In a nephron, which segment is the major site of bicarb resportion?
Proximal renal tubules
What are the four types of transport processes that contribute to renal tubular reabsorption?
Passive diffusion
Facilitated diffusion
Primary active transport
Secondary active transport
Among the four types of transport processes, which is the major types of glucose and amino acid transport?
facilitated diffusion
How does the filtered protein being transport through the membrane?
Pinocytosis
What are the two main steps in the urinary concentrating mechanism?
- Transport of sodium chloride without water from the ascending limb of LOH
- Vasopressin (ADH) increases water permeability of collecting duct
What is the primary energy-requiring step of the urinary concentrating mechanism?
Active transport of sodium chloride from thick portion of ascending limb of LOH
Which part of LOH is impermeable to water?
Ascending limb
Where does the active transport of Na+, K+ -ATPase occur specifically in the tubular cells?
Basolateral membrane
How does furosemide function?
Impairs distal sodium reabsorption by competing with chloride for luminal carrier of NKCC2 (Na+, K+, 2Cl- carrier).

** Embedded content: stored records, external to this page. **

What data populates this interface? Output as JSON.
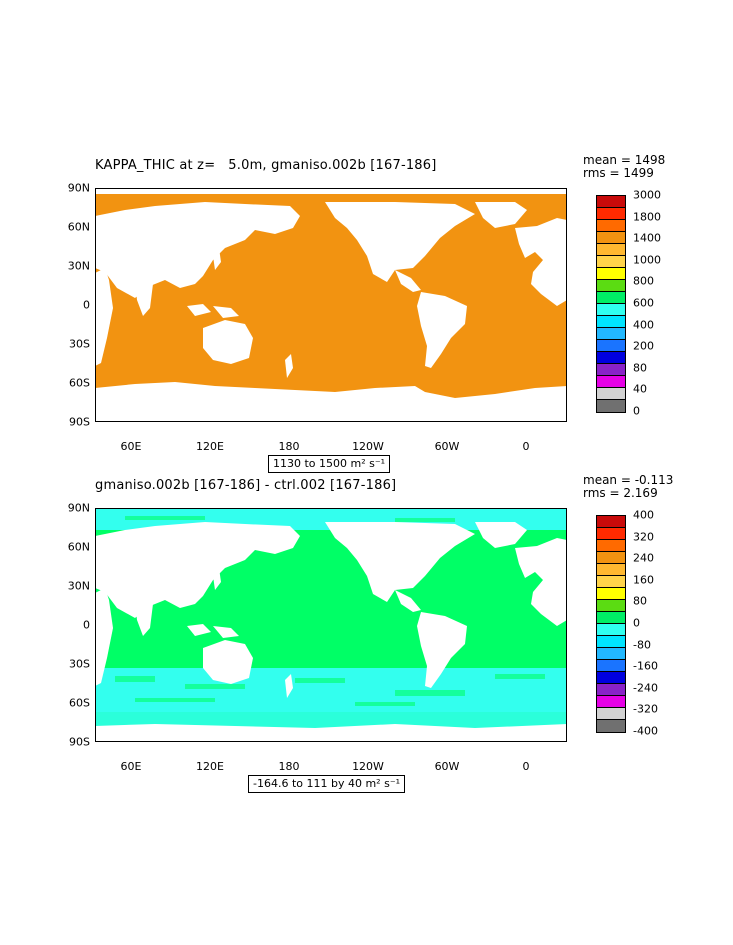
{
  "panels": [
    {
      "title": "KAPPA_THIC at z=   5.0m, gmaniso.002b [167-186]",
      "stats": [
        "mean = 1498",
        "rms = 1499"
      ],
      "range": "1130 to 1500 m² s⁻¹",
      "fill_color": "#f29311",
      "lat_labels": [
        "90N",
        "60N",
        "30N",
        "0",
        "30S",
        "60S",
        "90S"
      ],
      "lon_labels": [
        "60E",
        "120E",
        "180",
        "120W",
        "60W",
        "0"
      ],
      "colorbar": {
        "colors": [
          "#c80a0a",
          "#ff2a00",
          "#ff6a00",
          "#f29311",
          "#ffb830",
          "#ffd34a",
          "#ffff00",
          "#5bdc12",
          "#00ee66",
          "#2ffff0",
          "#00e4ff",
          "#22b8ff",
          "#1a74ff",
          "#0000e0",
          "#8a22c8",
          "#e600e6",
          "#d2d2d2",
          "#707070"
        ],
        "labels": [
          "3000",
          "1800",
          "1400",
          "1000",
          "800",
          "600",
          "400",
          "200",
          "80",
          "40",
          "0"
        ]
      }
    },
    {
      "title": "gmaniso.002b [167-186] - ctrl.002 [167-186]",
      "stats": [
        "mean = -0.113",
        "rms = 2.169"
      ],
      "range": "-164.6 to 111 by 40 m² s⁻¹",
      "fill_color": "#00ff66",
      "noise_color": "#33ffee",
      "lat_labels": [
        "90N",
        "60N",
        "30N",
        "0",
        "30S",
        "60S",
        "90S"
      ],
      "lon_labels": [
        "60E",
        "120E",
        "180",
        "120W",
        "60W",
        "0"
      ],
      "colorbar": {
        "colors": [
          "#c80a0a",
          "#ff2a00",
          "#ff6a00",
          "#f29311",
          "#ffb830",
          "#ffd34a",
          "#ffff00",
          "#5bdc12",
          "#00ee66",
          "#2ffff0",
          "#00e4ff",
          "#22b8ff",
          "#1a74ff",
          "#0000e0",
          "#8a22c8",
          "#e600e6",
          "#d2d2d2",
          "#707070"
        ],
        "labels": [
          "400",
          "320",
          "240",
          "160",
          "80",
          "0",
          "-80",
          "-160",
          "-240",
          "-320",
          "-400"
        ]
      }
    }
  ]
}
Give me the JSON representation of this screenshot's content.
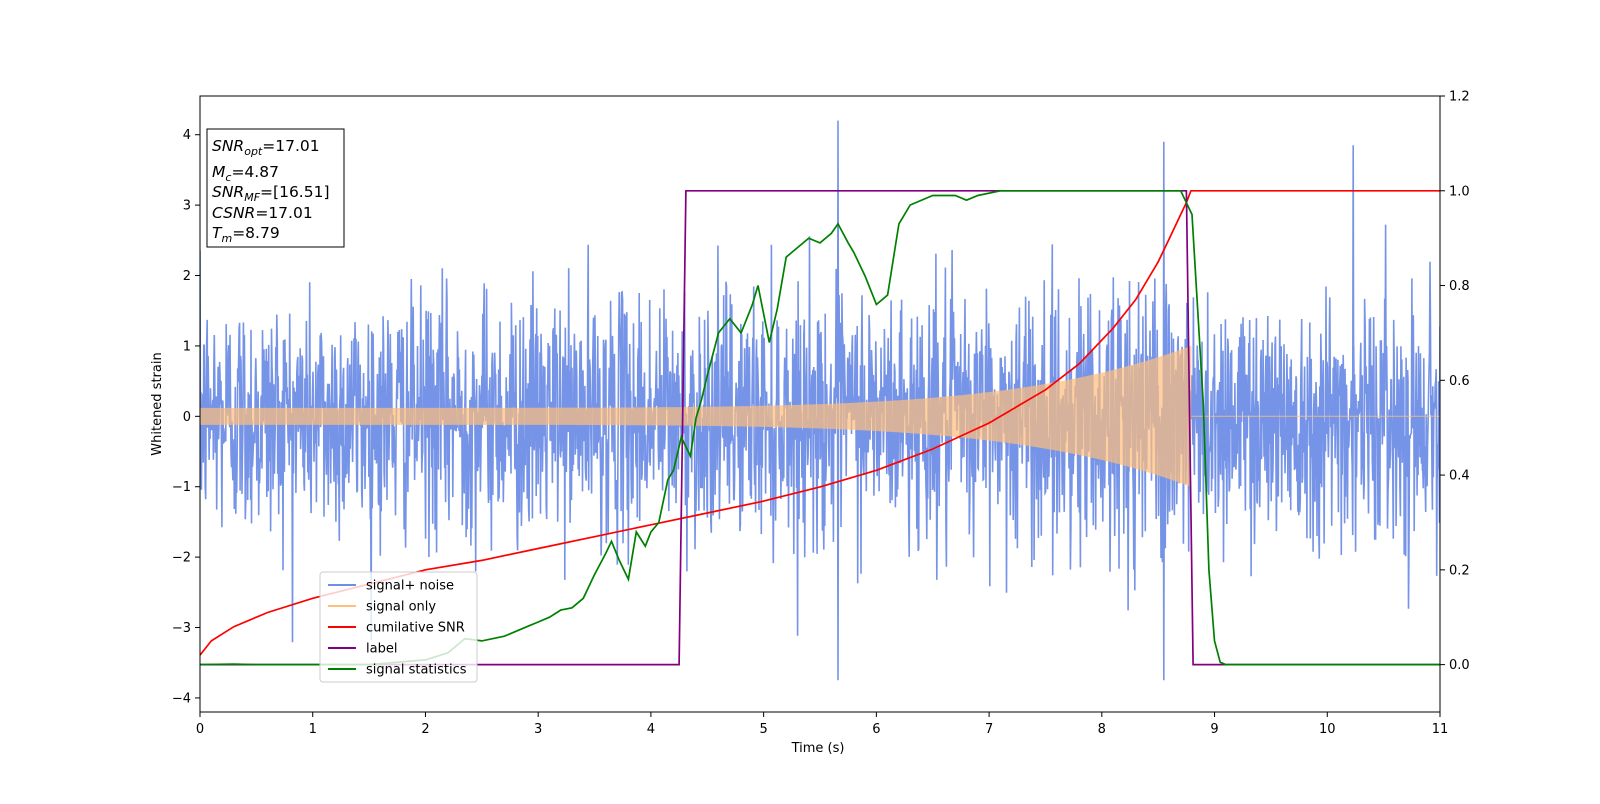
{
  "chart_data": {
    "type": "line",
    "xlabel": "Time (s)",
    "ylabel": "Whitened strain",
    "xlim": [
      0,
      11
    ],
    "ylim": [
      -4.2,
      4.55
    ],
    "y2lim": [
      -0.1,
      1.2
    ],
    "x_ticks": [
      "0",
      "1",
      "2",
      "3",
      "4",
      "5",
      "6",
      "7",
      "8",
      "9",
      "10",
      "11"
    ],
    "y_ticks": [
      "−4",
      "−3",
      "−2",
      "−1",
      "0",
      "1",
      "2",
      "3",
      "4"
    ],
    "y2_ticks": [
      "0.0",
      "0.2",
      "0.4",
      "0.6",
      "0.8",
      "1.0",
      "1.2"
    ],
    "grid": false,
    "legend_position": "lower-left",
    "infobox": {
      "snr_opt_label": "SNR",
      "snr_opt_sub": "opt",
      "snr_opt_value": "=17.01",
      "mc_label": "M",
      "mc_sub": "c",
      "mc_value": "=4.87",
      "snr_mf_label": "SNR",
      "snr_mf_sub": "MF",
      "snr_mf_value": "=[16.51]",
      "csnr_label": "CSNR",
      "csnr_value": "=17.01",
      "tm_label": "T",
      "tm_sub": "m",
      "tm_value": "=8.79"
    },
    "series": [
      {
        "name": "signal+ noise",
        "color": "#6f8ee6",
        "axis": "left",
        "description_only": true,
        "noise_std": 0.85,
        "noise_peaks": [
          {
            "x": 5.66,
            "y": 4.2
          },
          {
            "x": 8.55,
            "y": 3.9
          },
          {
            "x": 10.23,
            "y": 3.85
          },
          {
            "x": 5.66,
            "y": -3.75
          },
          {
            "x": 8.55,
            "y": -3.75
          }
        ]
      },
      {
        "name": "signal only",
        "color": "#ffbe7a",
        "axis": "left",
        "description_only": true,
        "envelope": {
          "start_amp": 0.12,
          "end_amp": 1.0,
          "merger_time": 8.79
        }
      },
      {
        "name": "cumilative SNR",
        "color": "#ff0000",
        "axis": "right",
        "x": [
          0,
          0.1,
          0.3,
          0.6,
          1,
          1.5,
          2,
          2.5,
          3,
          3.5,
          4,
          4.5,
          5,
          5.5,
          6,
          6.5,
          7,
          7.5,
          7.8,
          8.1,
          8.3,
          8.5,
          8.6,
          8.7,
          8.75,
          8.79,
          8.8,
          11
        ],
        "y": [
          0.02,
          0.05,
          0.08,
          0.11,
          0.14,
          0.17,
          0.2,
          0.22,
          0.245,
          0.27,
          0.295,
          0.32,
          0.345,
          0.375,
          0.41,
          0.455,
          0.51,
          0.58,
          0.635,
          0.71,
          0.77,
          0.85,
          0.9,
          0.95,
          0.975,
          1.0,
          1.0,
          1.0
        ]
      },
      {
        "name": "label",
        "color": "#800080",
        "axis": "right",
        "x": [
          0,
          4.25,
          4.31,
          8.75,
          8.81,
          11
        ],
        "y": [
          0.0,
          0.0,
          1.0,
          1.0,
          0.0,
          0.0
        ]
      },
      {
        "name": "signal statistics",
        "color": "#008000",
        "axis": "right",
        "x": [
          0,
          0.3,
          0.5,
          1,
          1.5,
          2,
          2.2,
          2.35,
          2.5,
          2.7,
          2.9,
          3.0,
          3.1,
          3.2,
          3.3,
          3.4,
          3.5,
          3.6,
          3.65,
          3.72,
          3.8,
          3.87,
          3.95,
          4.0,
          4.07,
          4.15,
          4.2,
          4.27,
          4.35,
          4.4,
          4.45,
          4.5,
          4.6,
          4.7,
          4.8,
          4.9,
          4.95,
          5.05,
          5.12,
          5.2,
          5.25,
          5.3,
          5.4,
          5.5,
          5.6,
          5.66,
          5.75,
          5.8,
          5.9,
          6.0,
          6.1,
          6.2,
          6.3,
          6.5,
          6.7,
          6.8,
          6.9,
          7.1,
          7.3,
          7.5,
          7.7,
          8.0,
          8.5,
          8.7,
          8.8,
          8.9,
          8.95,
          9.0,
          9.05,
          9.1,
          9.2,
          9.5,
          11
        ],
        "y": [
          0.0,
          0.001,
          0.0,
          0.0,
          0.0,
          0.01,
          0.025,
          0.055,
          0.05,
          0.06,
          0.08,
          0.09,
          0.1,
          0.115,
          0.12,
          0.14,
          0.19,
          0.235,
          0.26,
          0.22,
          0.18,
          0.28,
          0.25,
          0.28,
          0.3,
          0.39,
          0.41,
          0.48,
          0.44,
          0.52,
          0.56,
          0.61,
          0.7,
          0.73,
          0.7,
          0.76,
          0.8,
          0.68,
          0.75,
          0.86,
          0.87,
          0.88,
          0.9,
          0.89,
          0.91,
          0.93,
          0.89,
          0.87,
          0.82,
          0.76,
          0.78,
          0.93,
          0.97,
          0.99,
          0.99,
          0.98,
          0.99,
          1.0,
          1.0,
          1.0,
          1.0,
          1.0,
          1.0,
          1.0,
          0.95,
          0.55,
          0.2,
          0.05,
          0.005,
          0.0,
          0.0,
          0.0,
          0.0
        ]
      }
    ]
  }
}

Why chloride with furosemide?
It’s the rate limiting step in the transport process
What are the three segments of the collecting duct?
Cortical collecting duct, outer medullary collecting duct, inner medullary collecting duct
How does the inner medullary collecting duct maximally concentrates urine?

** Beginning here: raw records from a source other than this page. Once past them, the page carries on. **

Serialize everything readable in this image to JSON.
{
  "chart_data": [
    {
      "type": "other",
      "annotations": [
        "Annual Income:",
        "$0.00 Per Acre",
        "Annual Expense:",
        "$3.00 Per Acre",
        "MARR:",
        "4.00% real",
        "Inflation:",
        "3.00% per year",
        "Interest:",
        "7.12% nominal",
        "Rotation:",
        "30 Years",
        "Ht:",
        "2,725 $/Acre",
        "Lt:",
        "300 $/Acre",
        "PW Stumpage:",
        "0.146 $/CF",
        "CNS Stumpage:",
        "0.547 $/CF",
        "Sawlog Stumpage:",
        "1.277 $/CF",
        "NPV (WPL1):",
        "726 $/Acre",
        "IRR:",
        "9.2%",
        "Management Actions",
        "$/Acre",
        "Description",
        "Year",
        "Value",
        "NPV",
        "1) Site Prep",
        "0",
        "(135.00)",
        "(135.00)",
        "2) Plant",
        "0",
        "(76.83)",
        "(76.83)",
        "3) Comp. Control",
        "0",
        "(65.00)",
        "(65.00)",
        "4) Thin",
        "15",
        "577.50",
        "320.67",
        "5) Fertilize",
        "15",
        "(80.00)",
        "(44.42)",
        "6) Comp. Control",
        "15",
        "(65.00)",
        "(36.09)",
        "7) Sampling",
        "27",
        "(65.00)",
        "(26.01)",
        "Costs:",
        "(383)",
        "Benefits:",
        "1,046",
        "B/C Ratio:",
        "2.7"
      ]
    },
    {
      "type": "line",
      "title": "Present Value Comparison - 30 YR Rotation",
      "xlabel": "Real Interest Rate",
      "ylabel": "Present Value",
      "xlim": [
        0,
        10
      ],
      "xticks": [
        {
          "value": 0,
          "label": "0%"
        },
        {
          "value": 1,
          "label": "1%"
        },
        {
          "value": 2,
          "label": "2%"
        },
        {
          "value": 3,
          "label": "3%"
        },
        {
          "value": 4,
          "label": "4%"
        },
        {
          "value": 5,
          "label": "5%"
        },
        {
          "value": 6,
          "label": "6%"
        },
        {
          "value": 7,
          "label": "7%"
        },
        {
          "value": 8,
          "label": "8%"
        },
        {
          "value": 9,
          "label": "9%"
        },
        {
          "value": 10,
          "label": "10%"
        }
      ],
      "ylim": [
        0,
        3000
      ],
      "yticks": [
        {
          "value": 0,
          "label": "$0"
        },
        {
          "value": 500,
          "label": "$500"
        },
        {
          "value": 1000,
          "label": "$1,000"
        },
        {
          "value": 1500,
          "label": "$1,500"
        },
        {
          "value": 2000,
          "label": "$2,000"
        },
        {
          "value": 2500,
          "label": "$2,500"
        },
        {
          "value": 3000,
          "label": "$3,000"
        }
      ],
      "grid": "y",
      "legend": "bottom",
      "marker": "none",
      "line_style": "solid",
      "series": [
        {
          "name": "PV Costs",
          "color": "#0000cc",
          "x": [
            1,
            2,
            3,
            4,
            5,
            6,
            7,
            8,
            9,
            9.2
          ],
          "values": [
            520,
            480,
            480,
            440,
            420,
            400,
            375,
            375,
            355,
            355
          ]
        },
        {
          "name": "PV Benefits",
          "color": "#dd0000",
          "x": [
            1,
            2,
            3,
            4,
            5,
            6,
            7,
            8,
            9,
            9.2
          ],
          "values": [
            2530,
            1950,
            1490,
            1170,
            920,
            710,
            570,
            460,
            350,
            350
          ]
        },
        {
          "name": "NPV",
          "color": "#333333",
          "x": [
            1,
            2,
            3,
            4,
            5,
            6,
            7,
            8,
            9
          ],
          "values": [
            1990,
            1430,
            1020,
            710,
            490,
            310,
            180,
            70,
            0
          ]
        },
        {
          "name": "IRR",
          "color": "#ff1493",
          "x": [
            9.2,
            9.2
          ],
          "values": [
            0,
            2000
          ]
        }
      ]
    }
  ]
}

Add urea to the interstitium, whose permeability is increased by ADH
The outer medullary collecting duct is impermeable to what ion?
Sodium
Describe the role of the vasa recta
Provides water to the hypertonic interstitium and gives solutes to hypotonic interstitium. Aids in the countercurrent exchange.
Where in the nephron and how is glucose reabsorbed?
In the proximal tubule, through sodium-glucose symporters (SGLT-1 and SGLT-2).
How does glucose leave the tubular cell across the basolateral membrane?
Through facilitated diffusion via the GLUT uniporter.
Which sodium-glucose symporter has high capacity and low affinity for glucose?
SGLT-2.
Which sodium-glucose symporter has low capacity and high affinity for glucose?
SGLT-1.
Define Tmax
Tubular transport maximum: maximal amount of a substance that can be transported by the tubules.
Range from higher to lower Tmax the following solutes: glucose, phosphate, amino acids.
Amino acids > glucose > phosphate.
What helps mantain the sodium gradient in the tubular cell?
The Na+,K+-ATPase pump in the basolateral membrane, which continuously removes Na+ out of the tubular cell.
What is the role of PTH on phosphate’s Tmax?
PTH decreases the Tmax for phosphate so it increases renal phosphate excretion.
What phosphate transporters do you know and where in the nephron are they?
NaPi-IIa and NaPi-IIc. In the proximal tubule.
What happens to urea reabsorption in the proximal tubule during higher tubular flow rates?
Less urea is reabsorbed at higher tubular flow rates.
Increased tubular flow –> decreased reabsorption of water –> decreased tubular fluid urea concentration –> decreased concentration gradient of urea across tubular epithelium.
Which solute uses pinocytosis for its reabsorption?
Low-molecular weight proteins.
What urea transporters are present in the kidney and where are they located?
- UT-A1 and UT-A3 (vasopressin-responsive): inner medullary collecting duct.
- UT-A2: descending limb of Henle’s loop.
- UT-B: descending (arterial) vasa recta. (also expressed in blood-brain-barrier, intestine and erythrocytes).
List all sodium reabsorption mechanisms (including location in the nephron).
- Proximal tubule: Na+-H+ antiporter, and glucose, amino acids or phosphate cotransporters.
- Ascending limb of Henle’s loop: Na+-K+-2Cl- pump (competitively inhibited by furosemide) and paracellular transport (lumen positive potential).
- Distal convoluted tubule: Na+-Cl- cotransporter (inhibited by thiazide diuretics) and apical sodium channels (ENaCs).
- Cortical collecting duct: apical sodium channels (ENaC).